When Chicago’s Museum of Contemporary Art (MCA), designed by German architect Josef Paul Kleihues in accord with his theory of “poetic rationalism,” opened in 1996, its 151,000 square-foot interior—distinguished by barrel vaulted galleries around an atrium—was well received. But critical reaction to its exterior—a five-story symmetrical composition clad in a relentless grid of cast aluminum and limestone panels—was decidedly negative. Blair Kamin, writing in the Chicago Tribune, dismissed it as “a cold, colorless culture palace.” Stanley Tigerman called it “an embarrassment.”

MCA’s unyielding geometry was the last gasp of neo-rationalism, a stripped down classical language that had flourished in the postmodern 70s and 80s. Just one year after MCA’s completion, the opening of Frank Gehry’s Guggenheim Museum in Bilbao heralded the hegemony of a very different style.

The mission of museums had also moved on. MCA was conceived in the tradition of cloistered containers for the contemplation of art. But before it was finished, the paradigm was shifting toward transparency, openness, social engagement, and community outreach. This is the direction in which director Madeleine Grynsztejn has chosen to lead MCA with a recently completed $16-million renovation, designed by Los Angeles-based Johnston Marklee (JM).

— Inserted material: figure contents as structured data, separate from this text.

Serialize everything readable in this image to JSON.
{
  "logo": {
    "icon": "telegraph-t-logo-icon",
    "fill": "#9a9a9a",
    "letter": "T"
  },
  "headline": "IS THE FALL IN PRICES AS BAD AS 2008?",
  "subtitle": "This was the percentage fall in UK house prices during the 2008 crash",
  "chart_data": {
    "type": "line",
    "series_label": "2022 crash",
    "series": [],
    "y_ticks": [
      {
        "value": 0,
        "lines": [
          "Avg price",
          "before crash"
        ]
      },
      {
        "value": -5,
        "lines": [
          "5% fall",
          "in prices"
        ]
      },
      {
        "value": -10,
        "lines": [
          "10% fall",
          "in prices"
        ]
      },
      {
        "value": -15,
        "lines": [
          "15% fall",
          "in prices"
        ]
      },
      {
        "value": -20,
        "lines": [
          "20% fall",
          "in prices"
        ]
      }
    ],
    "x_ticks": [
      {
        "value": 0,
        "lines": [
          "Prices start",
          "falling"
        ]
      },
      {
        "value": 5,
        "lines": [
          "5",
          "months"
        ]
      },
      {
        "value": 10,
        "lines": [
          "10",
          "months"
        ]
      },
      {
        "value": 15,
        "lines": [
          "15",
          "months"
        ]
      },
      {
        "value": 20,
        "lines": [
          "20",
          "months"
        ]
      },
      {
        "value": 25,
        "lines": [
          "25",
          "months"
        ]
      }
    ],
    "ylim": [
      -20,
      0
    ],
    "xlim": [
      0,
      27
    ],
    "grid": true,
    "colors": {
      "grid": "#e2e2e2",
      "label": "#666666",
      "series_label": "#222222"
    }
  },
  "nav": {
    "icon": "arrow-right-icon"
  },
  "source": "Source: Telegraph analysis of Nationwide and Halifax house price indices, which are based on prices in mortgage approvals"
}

As artistic directors of this year’s Chicago Architecture Biennial, titled "Make New History," architects (and spouses) Sharon Johnston and Mark Lee were sympathetic to the Kleihues design’s hybrid historic form. “We looked at it with love,” recalls Lee. “Kleihues described it as somewhere between Schinkel’s Altes Museum and Mies’ New National Gallery, between the neoclassical and the modern. We asked, how can we help solve its problems through the lens of its original intentions?”

They focused on the problems of cramped circulation and inadequate non-gallery public space by reconfiguring the ground floor of the building’s northern flank, merging a lobby for an existing theater with a new restaurant to create the “Street,” an alternate path to and from the main floor above, as well as a social gathering place. Pedestrians looking into Kleihues’ big square gridded windows now see a lively and stylish dining room, bar and lounge instead of institutional classrooms.

A new elliptical stair leads up to the “Commons,” a multipurpose area that opens onto a terrace overlooking the museum’s garden. Above, JM inserted a third floor classroom and meeting area in what had been the upper half of a two-story café. Visible from the atrium, it “puts education front and center,” says Grynsztejn. The project has transformed 9,000 square feet and added 3,000 more with no changes to the exterior.

JM have made their interventions with linear precision and painterly warmth. Delicate white plaster vaults modulate the Street’s ceiling, recalling the barrel vaults of the upper level galleries and, according to Lee, “dialing back to the neoclassical.” Walls are sheathed in panels of birch stained a rich chestnut color, a finish repeated in the stair and in other millwork, mixing with richly veined black and white marble and brightly colored upholstery to strike a balance between cool and warm. British artist Chris Ofili has decorated the restaurant, called Marisol (after the artist who painted the first work acquired by MCA), with monochrome drawings and polychrome murals. Mexico City-based designers Pedro y Juana have covered the ceiling of the Commons, which will feature new installations by other artists every few years, with festive pendants.

Grynsztejn has fulfilled her commitment to community outreach by opening the Street to the public without paying admission. “We’re trying to make the ground floor part of the life of the city,” explains Johnston. “Kleihues intended his building to be a station on a journey from the city to the lake. It’s a beautiful metaphor, but it didn’t quite work out as he envisioned it.” Now, thanks to Johnston and Lee’s sure-handed redesign, visitors can follow a promenade that begins on Mies van der Rohe Way and ends in a garden with views toward Lake Michigan. What could be more rational or poetic?